Ultimately, the choice facing the Italian authorities is between preserving absolute security of supply—i.e. eliminating the risk of big price spikes during few winter days—and giving traders more flexibility to manage supply using storage. The latter option would potentially reduce reliance on the current marginal pipeline supply route and bring costs down more broadly, albeit with the risk of elevated prices on peak demand days.
As in every other gas market, it is the most expensive supply route that sets the day-ahead price of a hub, and for Italy, this is the Transitgas pipeline(opens in a new tab), which crosses Switzerland and links to Italy at Passo Gries. Importing even small spot volumes via this pipeline can cause Italian spot prices to increase their premium versus the reference Dutch TTF gas hub.

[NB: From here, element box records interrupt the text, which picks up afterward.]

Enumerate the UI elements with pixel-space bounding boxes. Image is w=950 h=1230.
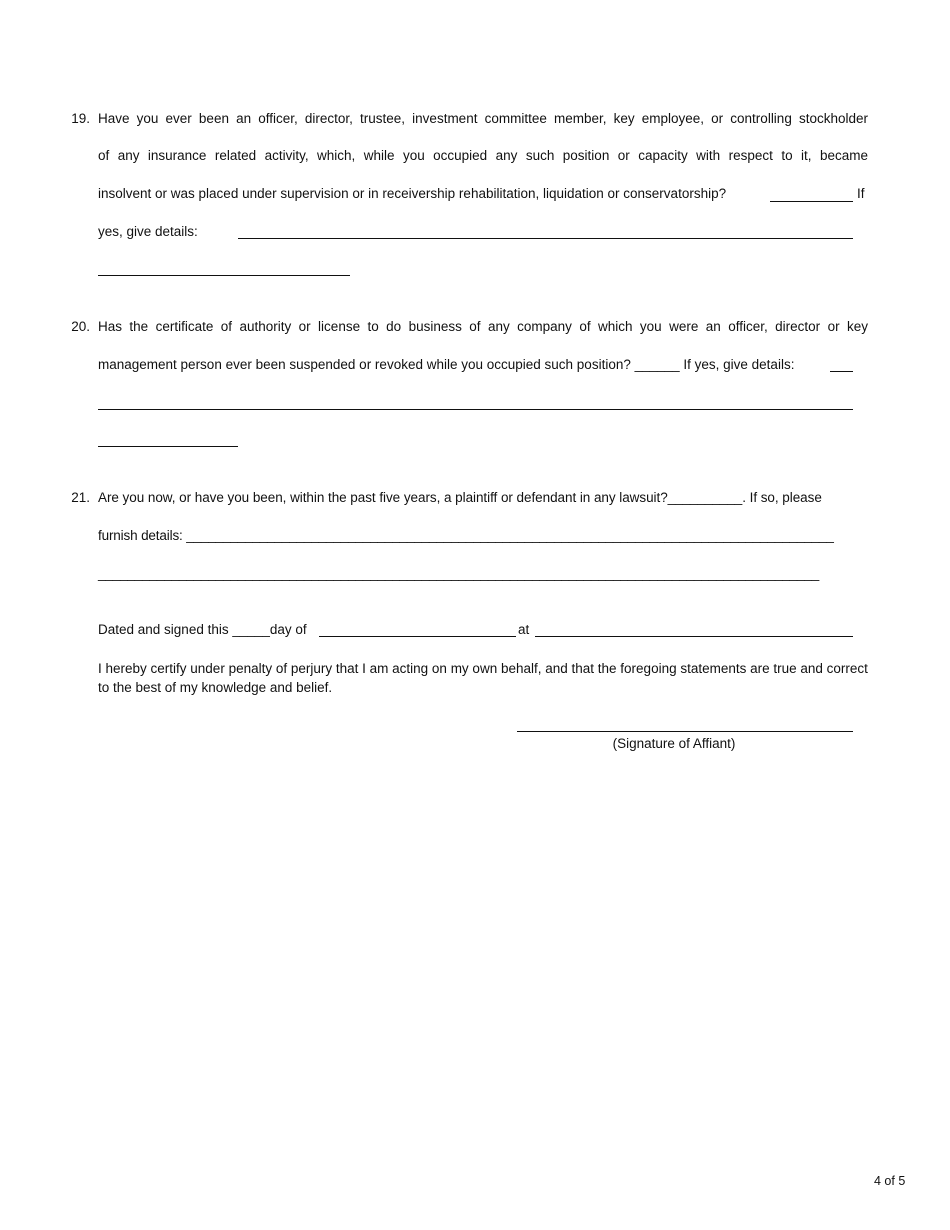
question-19-line-1: Have you ever been an officer, director, trustee, investment committee member, key employee, or controlling stockholder xyxy=(98,111,868,126)
question-20-line-2: management person ever been suspended or revoked while you occupied such position? ______ If yes, give details: xyxy=(98,357,795,372)
signature-line[interactable] xyxy=(517,731,853,732)
question-20-number: 20. xyxy=(71,319,90,334)
certification-statement: I hereby certify under penalty of perjury that I am acting on my own behalf, and that the foregoing statements are true and correct to the best of my knowledge and belief. xyxy=(98,661,868,695)
question-19-number: 19. xyxy=(71,111,90,126)
q19-answer-blank[interactable] xyxy=(770,201,853,202)
dated-signed-label: Dated and signed this _____day of xyxy=(98,622,307,637)
q20-details-line-1[interactable] xyxy=(98,409,853,410)
date-month-blank[interactable] xyxy=(319,636,516,637)
question-21-number: 21. xyxy=(71,490,90,505)
question-19-line-3-end: If xyxy=(857,186,865,201)
question-20-line-1: Has the certificate of authority or license to do business of any company of which you were an officer, director or key xyxy=(98,319,868,334)
question-21-line-1: Are you now, or have you been, within the past five years, a plaintiff or defendant in any lawsuit?__________. If so, please xyxy=(98,490,822,505)
q19-details-line-1[interactable] xyxy=(238,238,853,239)
q20-details-blank[interactable] xyxy=(830,371,853,372)
q19-details-line-2[interactable] xyxy=(98,275,350,276)
dated-at-label: at xyxy=(518,622,530,637)
question-21-line-2: furnish details: ________________________________________________________________________________________ xyxy=(98,528,834,543)
question-19-line-3: insolvent or was placed under supervision or in receivership rehabilitation, liquidation or conservatorship? xyxy=(98,186,727,201)
question-19-line-4: yes, give details: xyxy=(98,224,198,239)
question-21-line-3: __________________________________________________________________________________________________ xyxy=(98,566,820,581)
page-number: 4 of 5 xyxy=(874,1174,906,1188)
q20-details-line-2[interactable] xyxy=(98,446,238,447)
question-19-line-2: of any insurance related activity, which, while you occupied any such position or capacity with respect to it, became xyxy=(98,148,868,163)
location-blank[interactable] xyxy=(535,636,853,637)
signature-label: (Signature of Affiant) xyxy=(612,736,736,751)
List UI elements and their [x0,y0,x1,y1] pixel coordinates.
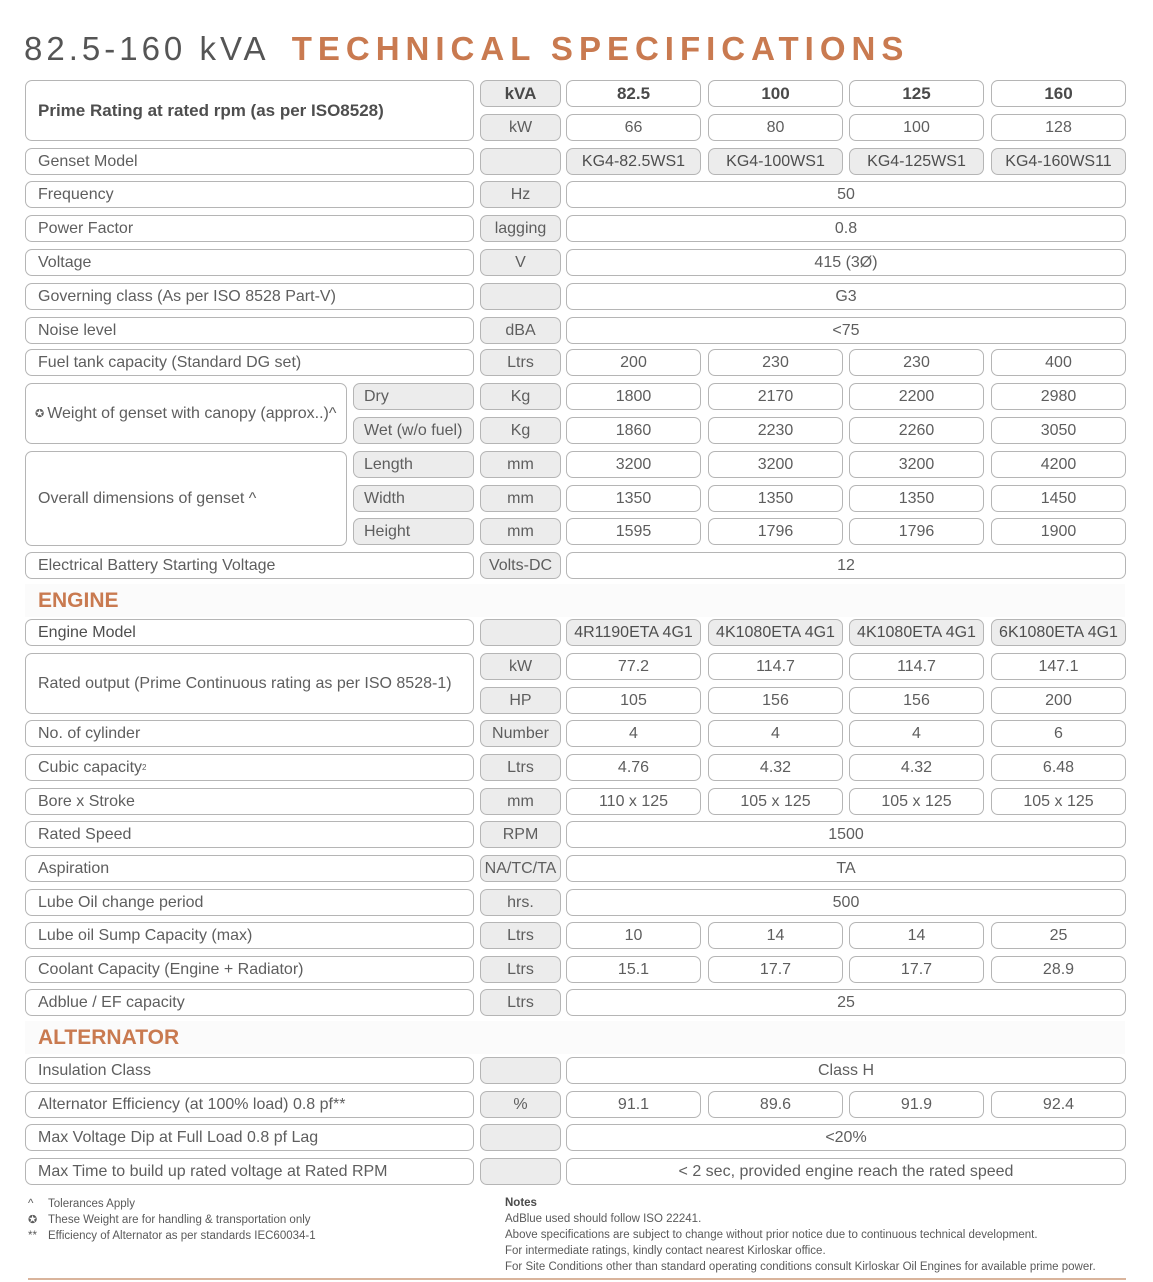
value-cell: 4200 [991,451,1126,478]
value-cell-merged: 0.8 [566,215,1126,242]
value-cell: 1796 [708,518,843,545]
value-cell-merged: < 2 sec, provided engine reach the rated speed [566,1158,1126,1185]
value-cell: 110 x 125 [566,788,701,815]
unit-cell: kVA [480,80,561,107]
notes [505,1195,1096,1275]
value-cell: 2980 [991,383,1126,410]
value-cell: 230 [708,349,843,376]
value-cell: 66 [566,114,701,141]
value-cell-merged: TA [566,855,1126,882]
row-label: Rated output (Prime Continuous rating as per ISO 8528-1) [25,653,474,714]
value-cell: 1900 [991,518,1126,545]
unit-cell: lagging [480,215,561,242]
value-cell: 3200 [708,451,843,478]
value-cell-merged: G3 [566,283,1126,310]
row-label: Coolant Capacity (Engine + Radiator) [25,956,474,983]
gear-star-icon: ✪ [35,408,45,420]
unit-cell: dBA [480,317,561,344]
unit-cell: Ltrs [480,956,561,983]
page-title [24,30,909,68]
note-line: For Site Conditions other than standard operating conditions consult Kirloskar Oil Engines for available prime power. [505,1261,1096,1273]
row-label: Adblue / EF capacity [25,989,474,1016]
row-label: Genset Model [25,148,474,175]
value-cell: KG4-100WS1 [708,148,843,175]
value-cell: 4 [849,720,984,747]
row-label: Lube oil Sump Capacity (max) [25,922,474,949]
value-cell: KG4-82.5WS1 [566,148,701,175]
kva-value: 160 [991,80,1126,107]
value-cell: 2200 [849,383,984,410]
footnote-symbol: ** [28,1230,37,1242]
value-cell: 92.4 [991,1091,1126,1118]
value-cell: 100 [849,114,984,141]
value-cell: 3200 [566,451,701,478]
row-label-dimensions: Overall dimensions of genset ^ [25,451,347,546]
weight-label-text: Weight of genset with canopy (approx..)^ [47,404,337,422]
value-cell: 1595 [566,518,701,545]
section-heading-alternator: ALTERNATOR [25,1021,1125,1054]
value-cell: 200 [566,349,701,376]
footnote [28,1196,316,1212]
row-label: Power Factor [25,215,474,242]
value-cell: 3050 [991,417,1126,444]
value-cell-merged: 25 [566,989,1126,1016]
unit-cell: NA/TC/TA [480,855,561,882]
row-label: Max Voltage Dip at Full Load 0.8 pf Lag [25,1124,474,1151]
unit-cell [480,148,561,175]
sub-label: Wet (w/o fuel) [353,417,474,444]
value-cell: 4K1080ETA 4G1 [708,619,843,646]
sub-label: Length [353,451,474,478]
unit-cell [480,619,561,646]
unit-cell [480,1158,561,1185]
value-cell: 4.76 [566,754,701,781]
note-line: For intermediate ratings, kindly contact nearest Kirloskar office. [505,1245,826,1257]
title-range: 82.5-160 kVA [24,30,270,67]
value-cell: 17.7 [708,956,843,983]
unit-cell [480,1124,561,1151]
value-cell: 200 [991,687,1126,714]
unit-cell: mm [480,451,561,478]
value-cell: 6.48 [991,754,1126,781]
value-cell: 1350 [849,485,984,512]
value-cell: 1450 [991,485,1126,512]
value-cell: 2230 [708,417,843,444]
value-cell: 4R1190ETA 4G1 [566,619,701,646]
value-cell: 4.32 [708,754,843,781]
row-label: Lube Oil change period [25,889,474,916]
row-label: Engine Model [25,619,474,646]
row-label: Fuel tank capacity (Standard DG set) [25,349,474,376]
value-cell: 14 [708,922,843,949]
value-cell: 105 x 125 [849,788,984,815]
value-cell: 77.2 [566,653,701,680]
unit-cell: mm [480,485,561,512]
row-label: Alternator Efficiency (at 100% load) 0.8 pf** [25,1091,474,1118]
kva-value: 100 [708,80,843,107]
unit-cell: Hz [480,181,561,208]
unit-cell: kW [480,653,561,680]
unit-cell: Ltrs [480,754,561,781]
section-heading-engine: ENGINE [25,584,1125,617]
value-cell: 4.32 [849,754,984,781]
value-cell: 80 [708,114,843,141]
value-cell: 105 x 125 [708,788,843,815]
value-cell: 1350 [566,485,701,512]
unit-cell: mm [480,518,561,545]
unit-cell: Volts-DC [480,552,561,579]
unit-cell: RPM [480,821,561,848]
row-label: Bore x Stroke [25,788,474,815]
unit-cell: HP [480,687,561,714]
value-cell-merged: 415 (3Ø) [566,249,1126,276]
unit-cell: mm [480,788,561,815]
row-label: Electrical Battery Starting Voltage [25,552,474,579]
row-label: Governing class (As per ISO 8528 Part-V) [25,283,474,310]
value-cell: 15.1 [566,956,701,983]
row-label: Max Time to build up rated voltage at Rated RPM [25,1158,474,1185]
value-cell: 156 [708,687,843,714]
unit-cell [480,283,561,310]
unit-cell: V [480,249,561,276]
value-cell: 17.7 [849,956,984,983]
value-cell: 1350 [708,485,843,512]
title-heading: TECHNICAL SPECIFICATIONS [291,30,910,67]
kva-value: 125 [849,80,984,107]
sub-label: Dry [353,383,474,410]
value-cell: 2170 [708,383,843,410]
footnotes [28,1196,316,1244]
unit-cell: kW [480,114,561,141]
value-cell: 105 x 125 [991,788,1126,815]
value-cell: KG4-125WS1 [849,148,984,175]
value-cell-merged: <20% [566,1124,1126,1151]
unit-cell: Ltrs [480,349,561,376]
value-cell: 10 [566,922,701,949]
footnote-symbol: ^ [28,1198,34,1210]
kva-value: 82.5 [566,80,701,107]
value-cell: 14 [849,922,984,949]
value-cell: 147.1 [991,653,1126,680]
value-cell: 114.7 [849,653,984,680]
value-cell: 400 [991,349,1126,376]
footnote-text: Efficiency of Alternator as per standards IEC60034-1 [48,1230,316,1242]
value-cell: 114.7 [708,653,843,680]
row-label-weight [25,383,347,444]
row-label: Rated Speed [25,821,474,848]
row-label: Prime Rating at rated rpm (as per ISO8528) [25,80,474,141]
footnote [28,1212,316,1228]
row-label: Aspiration [25,855,474,882]
value-cell: 3200 [849,451,984,478]
row-label: Frequency [25,181,474,208]
value-cell: 28.9 [991,956,1126,983]
value-cell: 1860 [566,417,701,444]
row-label: Voltage [25,249,474,276]
unit-cell: Ltrs [480,922,561,949]
value-cell-merged: 500 [566,889,1126,916]
value-cell: 6 [991,720,1126,747]
sub-label: Height [353,518,474,545]
row-label-text: Cubic capacity [38,758,143,776]
bottom-divider [28,1278,1126,1280]
row-label: No. of cylinder [25,720,474,747]
unit-cell: Kg [480,383,561,410]
unit-cell: hrs. [480,889,561,916]
unit-cell: Ltrs [480,989,561,1016]
value-cell: 91.1 [566,1091,701,1118]
value-cell: 6K1080ETA 4G1 [991,619,1126,646]
footnote-text: These Weight are for handling & transportation only [48,1214,311,1226]
value-cell: KG4-160WS11 [991,148,1126,175]
unit-cell: Number [480,720,561,747]
notes-heading: Notes [505,1197,537,1209]
value-cell: 4 [708,720,843,747]
gear-star-icon: ✪ [28,1214,38,1226]
sub-label: Width [353,485,474,512]
value-cell: 128 [991,114,1126,141]
footnote [28,1228,316,1244]
value-cell: 2260 [849,417,984,444]
note-line: AdBlue used should follow ISO 22241. [505,1213,702,1225]
value-cell-merged: 1500 [566,821,1126,848]
row-label [25,754,474,781]
value-cell-merged: Class H [566,1057,1126,1084]
value-cell: 4K1080ETA 4G1 [849,619,984,646]
row-label: Noise level [25,317,474,344]
value-cell: 105 [566,687,701,714]
value-cell: 1796 [849,518,984,545]
value-cell-merged: 50 [566,181,1126,208]
value-cell: 25 [991,922,1126,949]
unit-cell: % [480,1091,561,1118]
note-line: Above specifications are subject to change without prior notice due to continuous technical development. [505,1229,1038,1241]
value-cell: 4 [566,720,701,747]
unit-cell [480,1057,561,1084]
value-cell: 91.9 [849,1091,984,1118]
value-cell: 1800 [566,383,701,410]
value-cell-merged: 12 [566,552,1126,579]
superscript: 2 [142,763,147,772]
footnote-text: Tolerances Apply [48,1198,135,1210]
value-cell: 156 [849,687,984,714]
row-label: Insulation Class [25,1057,474,1084]
value-cell: 89.6 [708,1091,843,1118]
value-cell-merged: <75 [566,317,1126,344]
unit-cell: Kg [480,417,561,444]
value-cell: 230 [849,349,984,376]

As one industry source puts it: "What's the current economic advantage of security of supply versus the higher price scenario created by capped winter withdrawals? This is what we need to recalculate."
Reducing the level of regulation, or abolishing it completing by switching to a commercial system, will contribute to lower gas prices, according to Patrick Heather, Senior Research Fellow at the Oxford Institute for Energy Studies.
"A commercial storage system would result in lower prices for storage services, since they would have to be more competitive. A removal of regulation should also attract more players to the market," Heather said.
After almost a decade with a very rigid storage system, Italy should acknowledge the transformation of the Italian and European gas landscape and undertake a new analysis of the benefits and drawbacks of its current storage regime.
Security of supply and lower prices don't have to be mutually exclusive: it's time for Rome to recognize this and organize the country's facilities so that both are guaranteed to Italian consumers.